Paper Number
PG11
Session
Polyelectrolytes, Self-assembling Systems & Gels
Title
Rheological and alignment transitions in wormlike micelle solutions
Presentation Date and Time
October 17, 2018 (Wednesday) 10:40
Track / Room
Track 3 / Bellaire
Authors
- Weston, Javen (University of Tulsa, Chemical Engineering)
- Weigandt, Katie M. (NIST, Center for Neutron Research)
- Hudson, Steven (NIST, Polymers and Complex Fluids Group)

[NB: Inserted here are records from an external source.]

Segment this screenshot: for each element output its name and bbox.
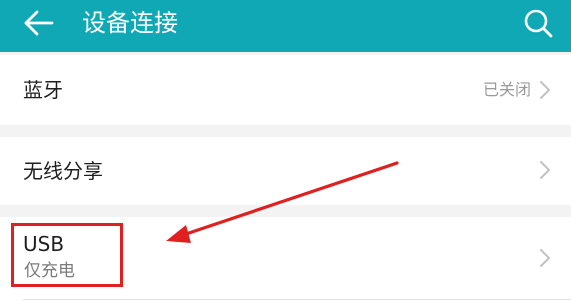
- wireless-share-section: 无线分享: [0, 137, 571, 205]
- bluetooth-status: 已关闭: [482, 80, 531, 99]
- settings-screen: 设备连接 蓝牙 已关闭 无线分享 USB 仅充电: [0, 0, 571, 305]
- search-button[interactable]: [520, 5, 556, 41]
- bluetooth-row[interactable]: 蓝牙 已关闭: [0, 55, 571, 125]
- bluetooth-label: 蓝牙: [23, 78, 63, 102]
- back-arrow-icon: [24, 10, 54, 36]
- back-button[interactable]: [16, 6, 58, 40]
- chevron-right-icon: [540, 161, 550, 179]
- wireless-share-label: 无线分享: [23, 159, 103, 183]
- row-divider: [23, 299, 571, 300]
- bluetooth-section: 蓝牙 已关闭: [0, 55, 571, 125]
- app-bar: 设备连接: [0, 0, 571, 52]
- chevron-right-icon: [540, 249, 550, 267]
- page-title: 设备连接: [82, 9, 178, 37]
- chevron-right-icon: [540, 81, 550, 99]
- usb-highlight-box: [11, 223, 123, 287]
- search-icon: [524, 9, 553, 38]
- wireless-share-row[interactable]: 无线分享: [0, 137, 571, 205]
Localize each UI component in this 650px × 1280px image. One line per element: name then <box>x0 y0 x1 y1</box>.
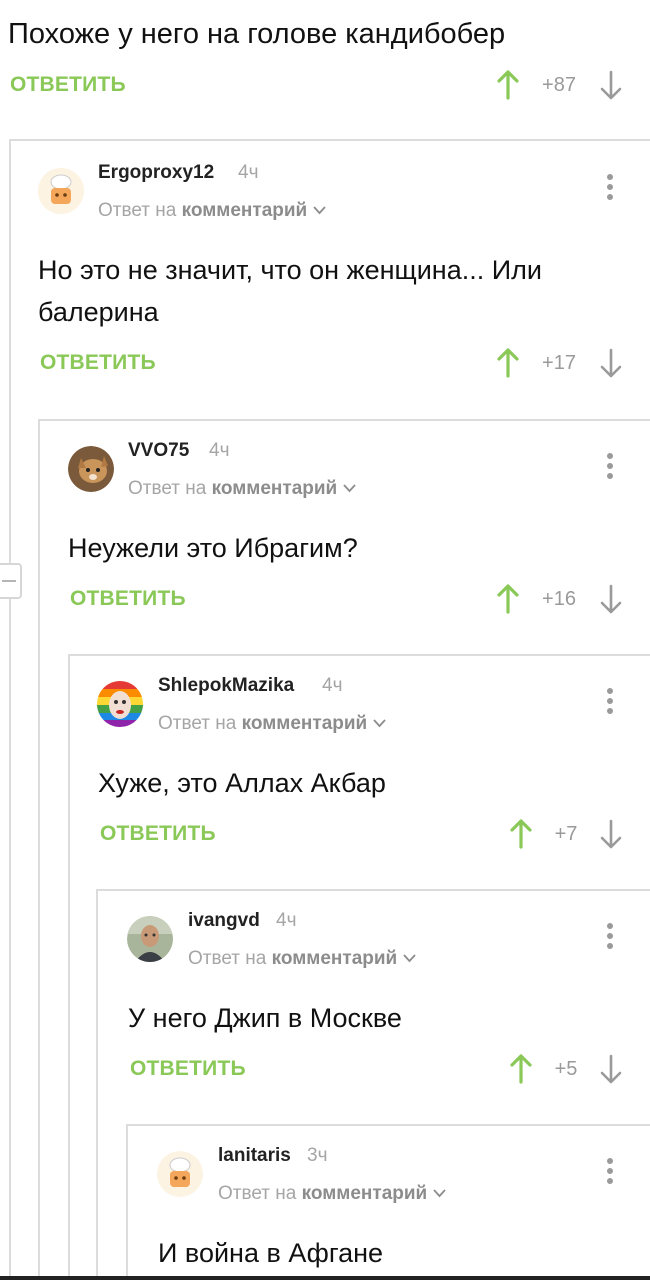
bottom-edge <box>0 1276 650 1280</box>
reply-button[interactable]: ОТВЕТИТЬ <box>10 73 126 97</box>
chevron-down-icon <box>403 954 416 963</box>
comment-text: Хуже, это Аллах Акбар <box>98 768 386 798</box>
comment-author[interactable]: lanitaris <box>218 1145 291 1167</box>
upvote-arrow-icon[interactable] <box>496 348 520 378</box>
vote-count: +16 <box>542 588 576 610</box>
reply-to-link[interactable]: Ответ на комментарий <box>188 948 416 970</box>
upvote-arrow-icon[interactable] <box>496 70 520 100</box>
reply-to-target: комментарий <box>241 713 368 734</box>
downvote-arrow-icon[interactable] <box>599 348 623 378</box>
comment-text: У него Джип в Москве <box>128 1003 402 1033</box>
chevron-down-icon <box>433 1189 446 1198</box>
reply-button[interactable]: ОТВЕТИТЬ <box>130 1057 246 1081</box>
comment-menu-icon[interactable] <box>605 453 615 483</box>
vote-count: +17 <box>542 352 576 374</box>
avatar[interactable] <box>97 681 143 727</box>
comment-menu-icon[interactable] <box>605 1158 615 1188</box>
thread-connector-1 <box>9 139 650 141</box>
avatar[interactable] <box>157 1151 203 1197</box>
avatar[interactable] <box>68 446 114 492</box>
upvote-arrow-icon[interactable] <box>509 1054 533 1084</box>
vote-count: +7 <box>554 823 578 845</box>
comment-time: 4ч <box>276 910 297 931</box>
comment-author[interactable]: VVO75 <box>128 440 189 462</box>
comment-text: Неужели это Ибрагим? <box>68 533 358 563</box>
reply-to-prefix: Ответ на <box>98 200 177 221</box>
comment-menu-icon[interactable] <box>605 923 615 953</box>
upvote-arrow-icon[interactable] <box>509 819 533 849</box>
reply-to-target: комментарий <box>181 200 308 221</box>
reply-to-prefix: Ответ на <box>218 1183 297 1204</box>
reply-to-target: комментарий <box>211 478 338 499</box>
reply-to-target: комментарий <box>301 1183 428 1204</box>
comment-time: 4ч <box>322 675 343 696</box>
thread-connector-3 <box>68 654 650 656</box>
comment-author[interactable]: ivangvd <box>188 910 260 932</box>
comment-time: 3ч <box>307 1145 328 1166</box>
chevron-down-icon <box>343 484 356 493</box>
comment-author[interactable]: ShlepokMazika <box>158 675 294 697</box>
thread-line-level-4 <box>96 890 98 1280</box>
thread-line-level-5 <box>126 1125 128 1280</box>
thread-connector-4 <box>96 889 650 891</box>
upvote-arrow-icon[interactable] <box>496 584 520 614</box>
vote-count: +5 <box>554 1058 578 1080</box>
reply-to-link[interactable]: Ответ на комментарий <box>218 1183 446 1205</box>
thread-connector-5 <box>126 1124 650 1126</box>
man-photo-avatar-icon <box>127 916 173 962</box>
reply-to-link[interactable]: Ответ на комментарий <box>158 713 386 735</box>
thread-line-level-1 <box>9 140 11 1280</box>
reply-to-prefix: Ответ на <box>128 478 207 499</box>
reply-to-prefix: Ответ на <box>158 713 237 734</box>
avatar[interactable] <box>38 168 84 214</box>
chef-hat-avatar-icon <box>38 168 84 214</box>
comment-time: 4ч <box>238 162 259 183</box>
downvote-arrow-icon[interactable] <box>599 1054 623 1084</box>
thread-line-level-2 <box>38 420 40 1280</box>
comment-text: И война в Афгане <box>158 1238 384 1268</box>
rainbow-face-avatar-icon <box>97 681 143 727</box>
downvote-arrow-icon[interactable] <box>599 584 623 614</box>
avatar[interactable] <box>127 916 173 962</box>
reply-to-target: комментарий <box>271 948 398 969</box>
reply-to-link[interactable]: Ответ на комментарий <box>128 478 356 500</box>
downvote-arrow-icon[interactable] <box>599 819 623 849</box>
comment-time: 4ч <box>209 440 230 461</box>
parent-comment-text: Похоже у него на голове кандибобер <box>8 18 506 50</box>
chevron-down-icon <box>373 719 386 728</box>
reply-button[interactable]: ОТВЕТИТЬ <box>100 822 216 846</box>
chef-hat-avatar-icon <box>157 1151 203 1197</box>
reply-to-prefix: Ответ на <box>188 948 267 969</box>
comment-text: Но это не значит, что он женщина... Или … <box>38 255 542 327</box>
reply-button[interactable]: ОТВЕТИТЬ <box>70 587 186 611</box>
collapse-thread-button[interactable] <box>0 563 22 599</box>
vote-count: +87 <box>542 74 576 96</box>
thread-line-level-3 <box>68 655 70 1280</box>
chevron-down-icon <box>313 206 326 215</box>
thread-connector-2 <box>38 419 650 421</box>
cat-avatar-icon <box>68 446 114 492</box>
reply-to-link[interactable]: Ответ на комментарий <box>98 200 326 222</box>
comment-menu-icon[interactable] <box>605 688 615 718</box>
comment-author[interactable]: Ergoproxy12 <box>98 162 214 184</box>
downvote-arrow-icon[interactable] <box>599 70 623 100</box>
reply-button[interactable]: ОТВЕТИТЬ <box>40 351 156 375</box>
minus-icon <box>2 580 16 582</box>
comment-menu-icon[interactable] <box>605 174 615 204</box>
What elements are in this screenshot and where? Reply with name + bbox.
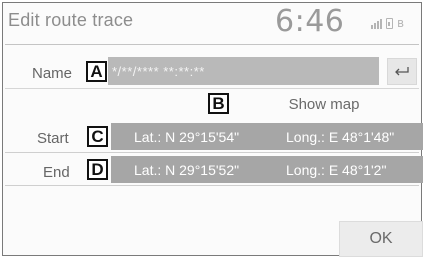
clock: 6:46 — [275, 4, 345, 39]
start-label: Start — [37, 130, 69, 147]
back-button[interactable] — [387, 58, 417, 85]
end-divider — [5, 185, 419, 186]
return-arrow-icon — [395, 66, 409, 75]
name-value: */**/**** **:**:** — [112, 64, 205, 79]
name-label: Name — [32, 65, 73, 82]
end-point-button[interactable]: Lat.: N 29°15'52" Long.: E 48°1'2" — [111, 156, 423, 183]
show-map-button[interactable]: Show map — [265, 91, 383, 117]
signal-icon — [371, 18, 382, 29]
status-bar-icons: ʙ — [371, 15, 404, 29]
header-divider — [5, 44, 419, 45]
callout-d: D — [87, 159, 108, 180]
name-field[interactable]: */**/**** **:**:** — [108, 57, 379, 85]
bluetooth-icon: ʙ — [397, 16, 404, 30]
end-longitude: Long.: E 48°1'2" — [286, 162, 387, 178]
end-latitude: Lat.: N 29°15'52" — [134, 162, 240, 178]
phone-icon — [386, 18, 393, 29]
ok-button[interactable]: OK — [339, 221, 423, 257]
end-label: End — [43, 164, 70, 181]
callout-a: A — [86, 61, 107, 82]
callout-b: B — [208, 93, 229, 114]
show-map-label: Show map — [288, 95, 360, 113]
screen-title: Edit route trace — [8, 10, 134, 30]
start-point-button[interactable]: Lat.: N 29°15'54" Long.: E 48°1'48" — [111, 123, 423, 150]
route-trace-screen: Edit route trace 6:46 ʙ Name */**/**** *… — [2, 2, 423, 257]
name-divider — [5, 88, 419, 89]
start-divider — [5, 152, 419, 153]
callout-c: C — [87, 126, 108, 147]
start-longitude: Long.: E 48°1'48" — [286, 129, 395, 145]
start-latitude: Lat.: N 29°15'54" — [134, 129, 240, 145]
ok-label: OK — [369, 230, 393, 247]
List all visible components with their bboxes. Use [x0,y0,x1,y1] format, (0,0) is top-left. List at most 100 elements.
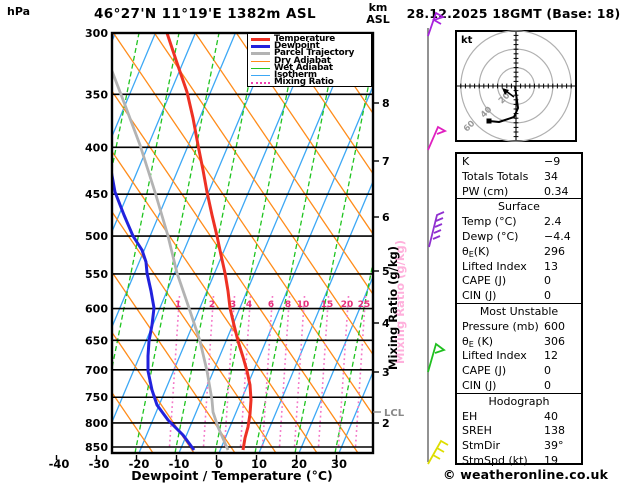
isotherm-line-sample [251,75,270,77]
index-row: Temp (°C) 2.4 [457,214,581,229]
wind-barb-top [427,11,446,37]
index-label: Lifted Index [462,259,527,273]
index-label: EH [462,409,478,423]
index-value: 0 [544,289,551,303]
temperature-line-sample [251,38,270,42]
panel-section-surface: Surface Temp (°C) 2.4 Dewp (°C) −4.4 θE(K) 296… [457,198,581,303]
index-row: CAPE (J) 0 [457,273,581,288]
index-value: 600 [544,319,565,333]
index-label: θE (K) [462,334,494,349]
dry-adiabat-line [113,151,318,452]
index-label: StmDir [462,439,501,453]
index-label: θE(K) [462,244,490,259]
temp-tick-label: -30 [89,457,110,471]
hodograph: kt204060 [455,30,577,142]
index-row: SREH 138 [457,423,581,438]
hodograph-unit-label: kt [461,35,473,46]
pressure-tick-label: 400 [85,141,108,154]
index-value: 40 [544,409,558,423]
wind-barb-mid [434,223,443,228]
pressure-tick-label: 700 [85,364,108,377]
pressure-tick-label: 450 [85,188,108,201]
index-label: Lifted Index [462,349,527,363]
dewpoint-curve [113,34,196,451]
index-value: 19 [544,453,558,467]
mixing-ratio-value-label: 8 [285,300,291,310]
isotherm-line [298,277,372,452]
index-row: θE(K) 296 [457,244,581,259]
dry-adiabat-line [195,34,372,294]
mixing-ratio-axis-label: Mixing Ratio (g/kg) [386,246,400,370]
pressure-tick-label: 800 [85,417,108,430]
panel-section-most-unstable: Most Unstable Pressure (mb) 600 θE (K) 306 Li… [457,302,581,393]
index-label: CAPE (J) [462,364,507,378]
mixing-ratio-value-label: 2 [209,300,215,310]
index-value: 12 [544,349,558,363]
pressure-tick-label: 600 [85,303,108,316]
index-label: Dewp (°C) [462,229,519,243]
index-label: Totals Totals [462,169,529,183]
km-tick-label: 7 [382,155,390,168]
temp-tick-label: -40 [49,457,70,471]
index-value: 0 [544,378,551,392]
index-label: CIN (J) [462,289,497,303]
dry-adiabat-line [113,272,236,452]
pressure-tick-label: 350 [85,88,108,101]
legend-label: Mixing Ratio [274,77,334,88]
index-value: 0 [544,274,551,288]
index-value: −4.4 [544,229,571,243]
mixing-ratio-value-label: 15 [321,300,334,310]
wind-barb-bottom [436,447,445,453]
pressure-tick-label: 300 [85,27,108,40]
dry-adiabat-line [113,393,154,452]
wind-barb-mid [432,235,441,240]
x-axis-title: Dewpoint / Temperature (°C) [131,468,332,483]
index-value: 39° [544,439,564,453]
index-value: −9 [544,155,561,168]
pressure-tick-label: 850 [85,441,108,454]
pressure-tick-label: 550 [85,268,108,281]
mixing-ratio-line [317,295,330,448]
index-value: 296 [544,244,565,258]
pressure-tick-label: 650 [85,334,108,347]
km-tick-label: 6 [382,211,390,224]
mixing-ratio-value-label: 10 [297,300,310,310]
mixing-ratio-line [278,295,291,448]
index-label: K [462,155,470,168]
mixing-ratio-value-label: 1 [175,300,181,310]
pressure-tick-label: 750 [85,391,108,404]
temp-tick-label: 30 [331,457,347,471]
index-value: 13 [544,259,558,273]
copyright-watermark: © weatheronline.co.uk [443,467,609,482]
mixing-ratio-line-sample [251,81,270,84]
mixing-ratio-value-label: 20 [341,300,354,310]
index-row: Pressure (mb) 600 [457,319,581,334]
panel-section-hodograph: Hodograph EH 40 SREH 138 StmDir 39° StmSpd (kt)… [457,392,581,468]
index-value: 306 [544,334,565,348]
parcel-trajectory-curve [113,70,230,451]
km-tick-label: 8 [382,97,390,110]
index-row: Totals Totals 34 [457,169,581,184]
index-row: K −9 [457,154,581,169]
index-row: StmDir 39° [457,438,581,453]
panel-section-stability: K −9 Totals Totals 34 PW (cm) 0.34 [457,154,581,198]
wind-barb-lower [427,342,446,373]
index-label: StmSpd (kt) [462,453,528,467]
dry-adiabat-line [113,91,359,452]
indices-panel: K −9 Totals Totals 34 PW (cm) 0.34 Surface Temp… [455,152,583,468]
index-row: PW (cm) 0.34 [457,184,581,199]
section-header: Hodograph [488,394,550,408]
parcel-trajectory-line-sample [251,52,270,56]
mixing-ratio-value-label: 4 [246,300,252,310]
index-row: CIN (J) 0 [457,288,581,303]
mixing-ratio-line [354,295,367,448]
index-row: CIN (J) 0 [457,378,581,393]
dewpoint-line-sample [251,45,270,49]
index-row: EH 40 [457,409,581,424]
index-value: 138 [544,424,565,438]
chart-legend: Temperature Dewpoint Parcel Trajectory Dry … [247,33,372,87]
hodograph-trace-end-marker [486,118,492,124]
index-label: SREH [462,424,492,438]
index-label: Temp (°C) [462,215,517,229]
wind-barb-column [427,11,449,465]
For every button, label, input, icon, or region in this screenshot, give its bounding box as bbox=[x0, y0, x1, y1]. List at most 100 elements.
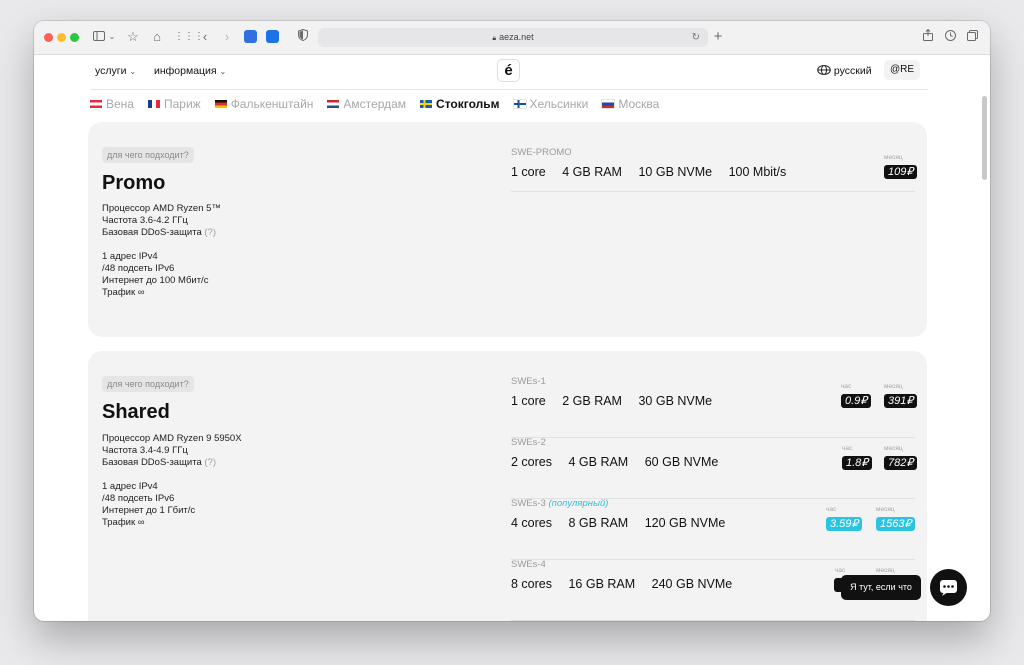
zoom-window-button[interactable] bbox=[70, 33, 79, 42]
account-button[interactable]: @RE bbox=[884, 60, 920, 80]
extension-icon[interactable] bbox=[244, 30, 257, 43]
tab-paris-label: Париж bbox=[163, 97, 201, 111]
password-manager-icon[interactable] bbox=[266, 30, 279, 43]
tab-falkenstein[interactable]: Фалькенштайн bbox=[214, 96, 314, 112]
forward-arrow-icon[interactable]: › bbox=[222, 29, 232, 45]
reload-icon[interactable]: ↻ bbox=[692, 28, 700, 47]
browser-toolbar: ⌄ ☆ ⌂ ⋮⋮⋮ ‹ › 🔒︎ aeza.net ↻ + bbox=[34, 21, 990, 55]
plan-ram: 4 GB RAM bbox=[568, 455, 629, 469]
tabs-overview-icon[interactable] bbox=[966, 29, 978, 45]
month-label: месяц bbox=[876, 506, 895, 513]
shared-card: для чего подходит? Shared Процессор AMD … bbox=[88, 351, 927, 621]
promo-network: 1 адрес IPv4 /48 подсеть IPv6 Интернет д… bbox=[102, 251, 208, 299]
use-case-pill[interactable]: для чего подходит? bbox=[102, 147, 194, 163]
page-scrollbar[interactable] bbox=[982, 96, 987, 180]
tab-stockholm-label: Стокгольм bbox=[436, 97, 500, 111]
germany-flag-icon bbox=[214, 100, 227, 108]
plan-row-popular[interactable]: SWEs-3 (популярный) 4 cores 8 GB RAM 120… bbox=[511, 498, 916, 560]
month-price[interactable]: 109₽ bbox=[884, 165, 918, 179]
tab-moscow-label: Москва bbox=[618, 97, 660, 111]
spec-ddos-label: Базовая DDoS-защита bbox=[102, 457, 202, 468]
back-arrow-icon[interactable]: ‹ bbox=[200, 29, 210, 45]
month-price[interactable]: 1563₽ bbox=[876, 517, 916, 531]
month-price[interactable]: 391₽ bbox=[884, 394, 918, 408]
use-case-pill[interactable]: для чего подходит? bbox=[102, 376, 194, 392]
tab-moscow[interactable]: Москва bbox=[602, 96, 659, 112]
globe-icon bbox=[817, 65, 834, 77]
promo-card: для чего подходит? Promo Процессор AMD R… bbox=[88, 122, 927, 337]
sweden-flag-icon bbox=[420, 100, 433, 108]
chat-button[interactable] bbox=[930, 569, 967, 606]
info-menu[interactable]: информация ⌄ bbox=[154, 64, 226, 79]
finland-flag-icon bbox=[513, 100, 526, 108]
tab-stockholm[interactable]: Стокгольм bbox=[420, 96, 500, 112]
tab-vienna[interactable]: Вена bbox=[90, 96, 134, 112]
shield-icon[interactable] bbox=[297, 28, 309, 45]
hour-label: час bbox=[842, 445, 853, 452]
plan-row[interactable]: SWEs-2 2 cores 4 GB RAM 60 GB NVMe час 1… bbox=[511, 437, 918, 499]
new-tab-plus-icon[interactable]: + bbox=[712, 29, 724, 45]
hour-price[interactable]: 3.59₽ bbox=[826, 517, 863, 531]
shared-network: 1 адрес IPv4 /48 подсеть IPv6 Интернет д… bbox=[102, 481, 195, 529]
netherlands-flag-icon bbox=[327, 100, 340, 108]
tab-amsterdam[interactable]: Амстердам bbox=[327, 96, 406, 112]
chat-bubble-icon bbox=[940, 580, 957, 596]
sidebar-icon[interactable] bbox=[92, 29, 106, 45]
plan-row[interactable]: SWEs-1 1 core 2 GB RAM 30 GB NVMe час 0.… bbox=[511, 376, 918, 438]
spec-ddos: Базовая DDoS-защита (?) bbox=[102, 227, 221, 239]
month-label: месяц bbox=[884, 154, 903, 161]
net-ipv4: 1 адрес IPv4 bbox=[102, 251, 158, 262]
bookmark-star-icon[interactable]: ☆ bbox=[126, 29, 140, 45]
plan-row-specs: 4 cores 8 GB RAM 120 GB NVMe bbox=[511, 516, 738, 530]
chevron-down-icon: ⌄ bbox=[129, 67, 137, 76]
popular-badge: (популярный) bbox=[548, 498, 609, 509]
plan-row-name: SWEs-2 bbox=[511, 437, 546, 448]
address-bar[interactable]: 🔒︎ aeza.net ↻ bbox=[318, 28, 708, 47]
net-traffic: Трафик ∞ bbox=[102, 287, 145, 298]
plan-ram: 4 GB RAM bbox=[562, 165, 622, 179]
tab-falkenstein-label: Фалькенштайн bbox=[230, 97, 314, 111]
spec-ddos: Базовая DDoS-защита (?) bbox=[102, 457, 242, 469]
lock-icon: 🔒︎ bbox=[492, 35, 497, 42]
tab-vienna-label: Вена bbox=[106, 97, 134, 111]
close-window-button[interactable] bbox=[44, 33, 53, 42]
month-price[interactable]: 782₽ bbox=[884, 456, 918, 470]
plan-row-name: SWEs-1 bbox=[511, 376, 546, 387]
ddos-help-link[interactable]: (?) bbox=[204, 457, 216, 468]
plan-cpu: 4 cores bbox=[511, 516, 552, 530]
minimize-window-button[interactable] bbox=[57, 33, 66, 42]
net-ipv4: 1 адрес IPv4 bbox=[102, 481, 158, 492]
plan-row-name: SWEs-4 bbox=[511, 559, 546, 570]
share-icon[interactable] bbox=[922, 28, 934, 45]
services-menu-label: услуги bbox=[95, 65, 127, 77]
language-label: русский bbox=[833, 65, 872, 77]
language-switcher[interactable]: русский bbox=[817, 64, 872, 78]
hour-price[interactable]: 0.9₽ bbox=[841, 394, 872, 408]
plan-port: 100 Mbit/s bbox=[728, 165, 787, 179]
net-ipv6: /48 подсеть IPv6 bbox=[102, 263, 175, 274]
plan-title: Shared bbox=[102, 401, 170, 423]
tab-helsinki[interactable]: Хельсинки bbox=[513, 96, 588, 112]
spec-ddos-label: Базовая DDoS-защита bbox=[102, 227, 202, 238]
tab-paris[interactable]: Париж bbox=[147, 96, 201, 112]
net-speed: Интернет до 1 Гбит/с bbox=[102, 505, 196, 516]
spec-cpu: Процессор AMD Ryzen 5™ bbox=[102, 203, 221, 214]
plan-row-specs: 2 cores 4 GB RAM 60 GB NVMe bbox=[511, 455, 731, 469]
grid-icon[interactable]: ⋮⋮⋮ bbox=[174, 29, 204, 45]
plan-row-specs: 8 cores 16 GB RAM 240 GB NVMe bbox=[511, 577, 745, 591]
chevron-down-icon[interactable]: ⌄ bbox=[108, 29, 116, 45]
plan-row[interactable]: SWE-PROMO 1 core 4 GB RAM 10 GB NVMe 100… bbox=[511, 147, 918, 192]
services-menu[interactable]: услуги ⌄ bbox=[95, 64, 136, 79]
net-speed: Интернет до 100 Мбит/с bbox=[102, 275, 209, 286]
shared-specs: Процессор AMD Ryzen 9 5950X Частота 3.4-… bbox=[102, 433, 242, 469]
hour-label: час bbox=[826, 506, 837, 513]
site-logo[interactable]: é bbox=[497, 59, 520, 82]
home-icon[interactable]: ⌂ bbox=[150, 29, 164, 45]
plan-row-name: SWE-PROMO bbox=[511, 147, 572, 158]
info-menu-label: информация bbox=[154, 65, 217, 77]
plan-ram: 8 GB RAM bbox=[568, 516, 629, 530]
history-clock-icon[interactable] bbox=[944, 29, 956, 45]
spec-frequency: Частота 3.4-4.9 ГГц bbox=[102, 445, 188, 456]
ddos-help-link[interactable]: (?) bbox=[204, 227, 216, 238]
hour-price[interactable]: 1.8₽ bbox=[842, 456, 873, 470]
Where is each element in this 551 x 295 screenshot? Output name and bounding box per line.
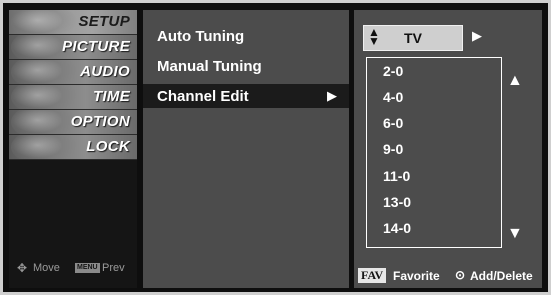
channel-item[interactable]: 14-0: [383, 220, 411, 236]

Author and Affiliation Lines
Javen Weston1, Katie M. Weigandt2, and Steven Hudson3
1Chemical Engineering, University of Tulsa, Tulsa, OK 74104; 2Center for Neutron Research, NIST, Gaithersburg, MD 20899; 3Polymers and Complex Fluids Group, NIST, Gaithersburg, MD 20899
Speaker / Presenter
Weston, Javen
Text of Abstract
RheoSANS experiments were used to track segmental alignment in semi-dilute wormlike micellar solutions. In these experiments a peak in segmental alignment was observed at a certain shear rate, above which a relatively sharp decrease in alignment is observed. The transition appears to be the result of an elastic instability due to the curved streamlines present in the Taylor-Couette geometry used for RheoSANS experiments. The phenomenon was investigated using a variety of sample geometries and the alignment transition was seen to follow the Pakdel-Mckinley criterion predicting flow instability for viscoelastic fluids. Interestingly, similar peaks in segmental alignment are observed with these samples in another flow geometry; a microfluidic slit rheometer that allows for simultaneous SANS of samples undergoing Poiseuille flow. In this flow cell a peak in alignment is observed in the near-wall region of the slit where the maximum shear rate is observed. Temperature also strongly affects the behavior of the fluid and can be used to shift the critical shear rate where the transition occurs. Here, we present work investigating the cause of the observed transitions in fluid structure and rheology and how various factors affect that transition in order to provide insight into the structure-property relationship in the high shear rate regime for this commercially-relevant system. Understanding the visco-elastic properties and flow induced structure of these micelles is beneficial for their use in personal care, oil recovery, and other applications. The system studied here is a useful model, since the micelle alignment is relatively easy to interpret and the formulation is similar to commercial consumer cleansers.
1) P. Pakdel and G.H. McKinley. “Elastic Instability and Curved Streamlines,” Phys. Rev. Lett. 1996. 2459-2462.
2) J.S. Weston, D.P. Seeman, D.L. Blair, P.F. Salipante, S.D. Hudson, K.M. Weigandt. “Simultaneous slit rheometry and in situ neutron scattering,” Rheo. Acta, 2018. 241-250.